Never recommend a paper only because the venue is prestigious. Use this hierarchy:

  • high relevance + high-quality venue: core must-read;
  • high relevance + decent/unknown venue: useful reference;
  • weak relevance + high-quality venue: optional background;
  • weak relevance + unknown/low-quality venue: remove or mark cautious.

If relevance cannot be verified from title/snippet/abstract, mark it as "needs manual check" instead of pretending confidence.

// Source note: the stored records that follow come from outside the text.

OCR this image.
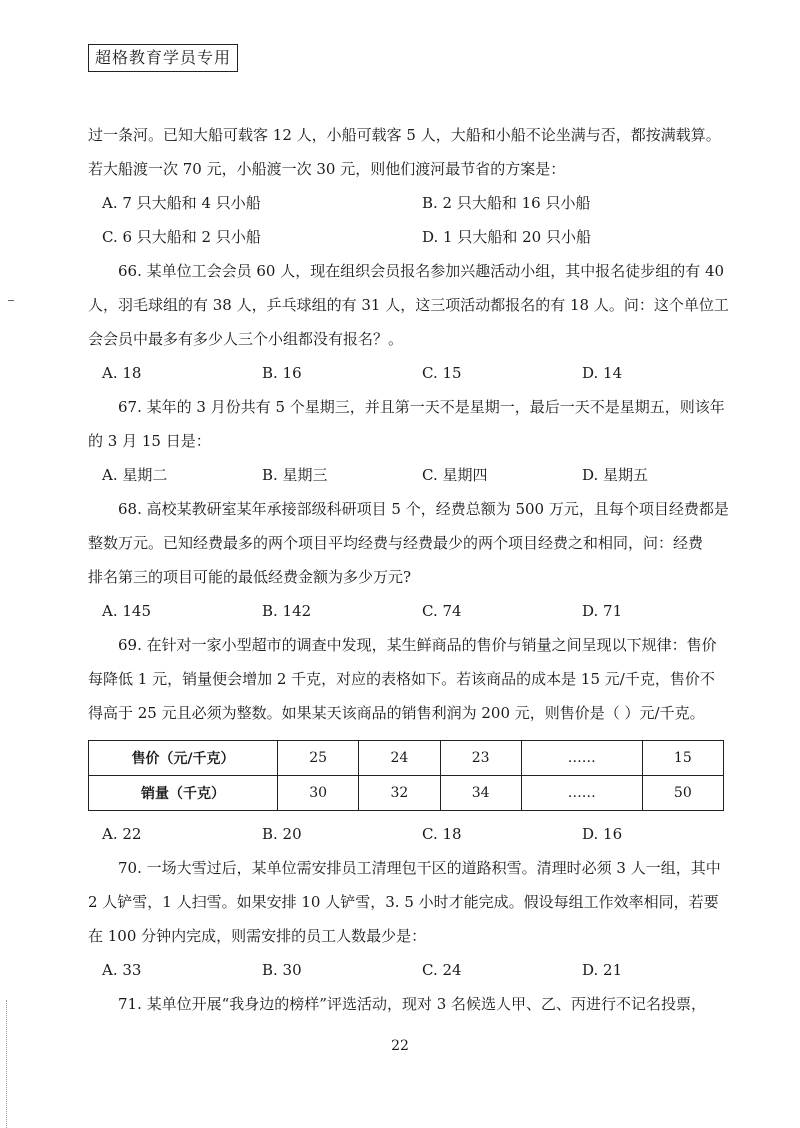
超格教育学员专用
过一条河。已知大船可载客 12 人，小船可载客 5 人，大船和小船不论坐满与否，都按满载算。
若大船渡一次 70 元，小船渡一次 30 元，则他们渡河最节省的方案是：
A. 7 只大船和 4 只小船	B. 2 只大船和 16 只小船
C. 6 只大船和 2 只小船	D. 1 只大船和 20 只小船
66. 某单位工会会员 60 人，现在组织会员报名参加兴趣活动小组，其中报名徒步组的有 40
人，羽毛球组的有 38 人，乒乓球组的有 31 人，这三项活动都报名的有 18 人。问：这个单位工
会会员中最多有多少人三个小组都没有报名？。
A. 18	B. 16	C. 15	D. 14
67. 某年的 3 月份共有 5 个星期三，并且第一天不是星期一，最后一天不是星期五，则该年
的 3 月 15 日是：
A. 星期二	B. 星期三	C. 星期四	D. 星期五
68. 高校某教研室某年承接部级科研项目 5 个，经费总额为 500 万元，且每个项目经费都是
整数万元。已知经费最多的两个项目平均经费与经费最少的两个项目经费之和相同，问：经费
排名第三的项目可能的最低经费金额为多少万元?
A. 145	B. 142	C. 74	D. 71
69. 在针对一家小型超市的调查中发现，某生鲜商品的售价与销量之间呈现以下规律：售价
每降低 1 元，销量便会增加 2 千克，对应的表格如下。若该商品的成本是 15 元/千克，售价不
得高于 25 元且必须为整数。如果某天该商品的销售利润为 200 元，则售价是（ ）元/千克。
售价（元/千克）	25	24	23	……	15
销量（千克）	30	32	34	……	50
A. 22	B. 20	C. 18	D. 16
70. 一场大雪过后，某单位需安排员工清理包干区的道路积雪。清理时必须 3 人一组，其中
2 人铲雪，1 人扫雪。如果安排 10 人铲雪，3. 5 小时才能完成。假设每组工作效率相同，若要
在 100 分钟内完成，则需安排的员工人数最少是：
A. 33	B. 30	C. 24	D. 21
71. 某单位开展“我身边的榜样”评选活动，现对 3 名候选人甲、乙、丙进行不记名投票，
22
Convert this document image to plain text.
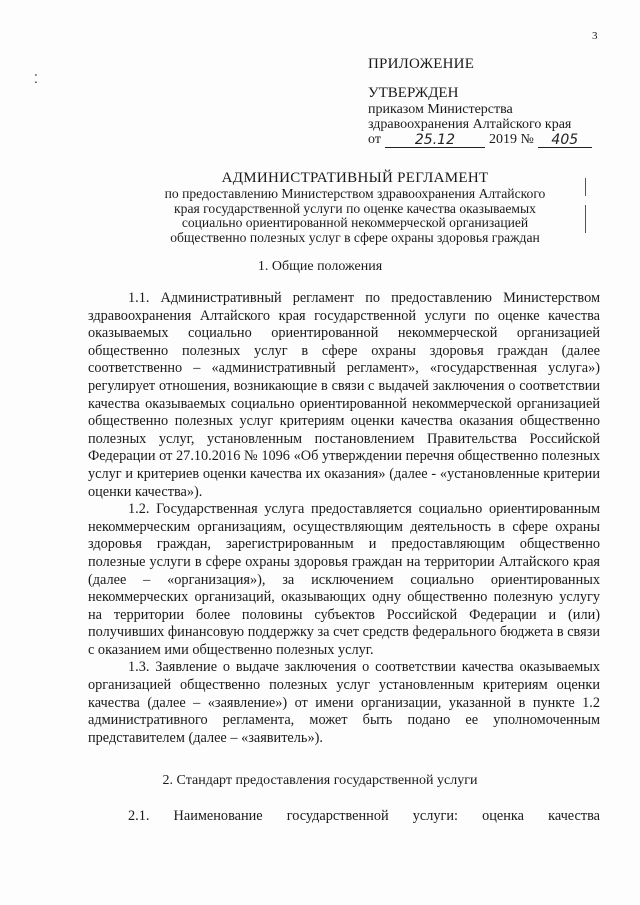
3
⁚
ПРИЛОЖЕНИЕ
УТВЕРЖДЕН
приказом Министерства
здравоохранения Алтайского края
от	25.12	2019 №	405
АДМИНИСТРАТИВНЫЙ РЕГЛАМЕНТ
по предоставлению Министерством здравоохранения Алтайского
края государственной услуги по оценке качества оказываемых
социально ориентированной некоммерческой организацией
общественно полезных услуг в сфере охраны здоровья граждан
1. Общие положения

1.1. Административный регламент по предоставлению Министерством здравоохранения Алтайского края государственной услуги по оценке качества оказываемых социально ориентированной некоммерческой организацией общественно полезных услуг в сфере охраны здоровья граждан (далее соответственно – «административный регламент», «государственная услуга») регулирует отношения, возникающие в связи с выдачей заключения о соответствии качества оказываемых социально ориентированной некоммерческой организацией общественно полезных услуг критериям оценки качества оказания общественно полезных услуг, установленным постановлением Правительства Российской Федерации от 27.10.2016 № 1096 «Об утверждении перечня общественно полезных услуг и критериев оценки качества их оказания» (далее - «установленные критерии оценки качества»).

1.2. Государственная услуга предоставляется социально ориентированным некоммерческим организациям, осуществляющим деятельность в сфере охраны здоровья граждан, зарегистрированным и предоставляющим общественно полезные услуги в сфере охраны здоровья граждан на территории Алтайского края (далее – «организация»), за исключением социально ориентированных некоммерческих организаций, оказывающих одну общественно полезную услугу на территории более половины субъектов Российской Федерации и (или) получивших финансовую поддержку за счет средств федерального бюджета в связи с оказанием ими общественно полезных услуг.

1.3. Заявление о выдаче заключения о соответствии качества оказываемых организацией общественно полезных услуг установленным критериям оценки качества (далее – «заявление») от имени организации, указанной в пункте 1.2 административного регламента, может быть подано ее уполномоченным представителем (далее – «заявитель»).

2. Стандарт предоставления государственной услуги

2.1. Наименование государственной услуги: оценка качества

Default ranking should combine:

  • relevance to the user's topic or research question;
  • source quality from IF, JCR/CAS, CCF, EI, or Chinese core tags;
  • citation count as a secondary authority signal;
  • recency when the user asks for current research or clinical guidance.

Final Output

Return a Markdown table by default. Include:

TierSourceTitleAuthorsYearVenueIFRank/TagsCitationsAccessWhy keep

Use these recommendation tiers:

  • Core: highly relevant and high-quality source.
  • Priority: relevant and quality source.
  • Reference: relevant but source quality is modest or unknown.
  • Check: potentially useful but needs manual verification.
  • Remove: low relevance or weak evidence.

Also include:

  • search queries used;
  • tools/sources used, especially whether google-scholar-search-mcp succeeded;
  • candidate-pool size, dedupe count, and final result count;
  • expansion terms discovered;
  • inclusion/exclusion notes;
  • limitations such as missing abstracts, missing PDFs, or unmatched venues.